Paulo Soares-4 wrote
> The text in not extractable and not even Acrobat can do it. When I export
> the file to a word doc it places an image, not text.

iText text extraction uses mechanisms explained in PDF specification ISO
32000-1 in section 9.10 "Extraction of Text Content", especially sub-section
9.10.2 "Mapping Character Codes to Unicode Values". 

These mechanisms require that a simple font (your document uses simple
fonts)

* provides a ToUnicode CMap mapping character codes to the respective
Unicode value or
* uses one of the predefined encodings MacRomanEncoding, MacExpertEncoding,
or WinAnsiEncoding, or
* has an encoding whose Differences array includes only character names
taken from the Adobe standard Latin character set and the set of named
characters in the Symbol font.

The specification then states

> If these methods fail to produce a Unicode value, there is no way to
> determine what the character code represents in which case a conforming
> reader may choose a character code of their choosing.

Your fonts neither provide a ToUnicode map nor use one of the predefined
encodings, and their Differences arrays look like this:

[2,  /g51, /g85, /g82, /g77, /g72, /g70, /g87, /g48, /g68, /g81, /g88, /g79,
/g76, /g71, /g74, /g54, /g83, /g73, /g86, /g38, /g56, /g43, /g36, /g44, /g3,
/g9, /g40, /g55, /g53, /g50, /g49, /g15, /g47, /g24, /g19, /g90, /g75, /g25,
/g37, /g20, /g28, /g23, /g21, /g11, /g12, /g16, /g27, /g22, /g45, /g41]

These /gNN names are not among the mentioned standard names.

Thus, as far as the PDF specification is concerned, there is no way to
determine what the character code represents.

So neither the normal copy&paste of Adobe Reader/Acrobat nor the text
extraction of iText (or most other PDF libraries) produce anything sensible
for your PDF because they now simply return the bytes from the content
stream as character codes without any further ado (which indeed does work
well for quite a number of documents).

Thus Paulo's "The text in not extractable".

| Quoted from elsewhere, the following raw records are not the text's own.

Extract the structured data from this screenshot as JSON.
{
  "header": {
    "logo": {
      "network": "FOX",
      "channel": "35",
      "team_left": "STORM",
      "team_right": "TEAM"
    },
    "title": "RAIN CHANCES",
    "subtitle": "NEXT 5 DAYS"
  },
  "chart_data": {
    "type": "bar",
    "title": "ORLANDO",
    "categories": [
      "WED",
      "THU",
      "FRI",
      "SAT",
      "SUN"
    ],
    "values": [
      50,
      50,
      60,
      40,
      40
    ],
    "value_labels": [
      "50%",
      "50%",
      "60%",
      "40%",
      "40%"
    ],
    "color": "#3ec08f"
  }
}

That being said, though, text extractors can try harder, e.g. the embedded
font programs in their native data may contain or imply an own mapping from
glyph code to Unicode, or more character names may be known, or the
extractor may apply OCR to the characters from the fonts.

In case of your document I assume "Copy With Formatting" successfully
extracts the text either

* relying on the character names... the NN in the /gNN names for ASCII
characters is the ASCII code minus 29; or
* comparing the embedded fonts with existing fonts on the computer as the
names of the fonts are known from which the embedded fonts are subsets.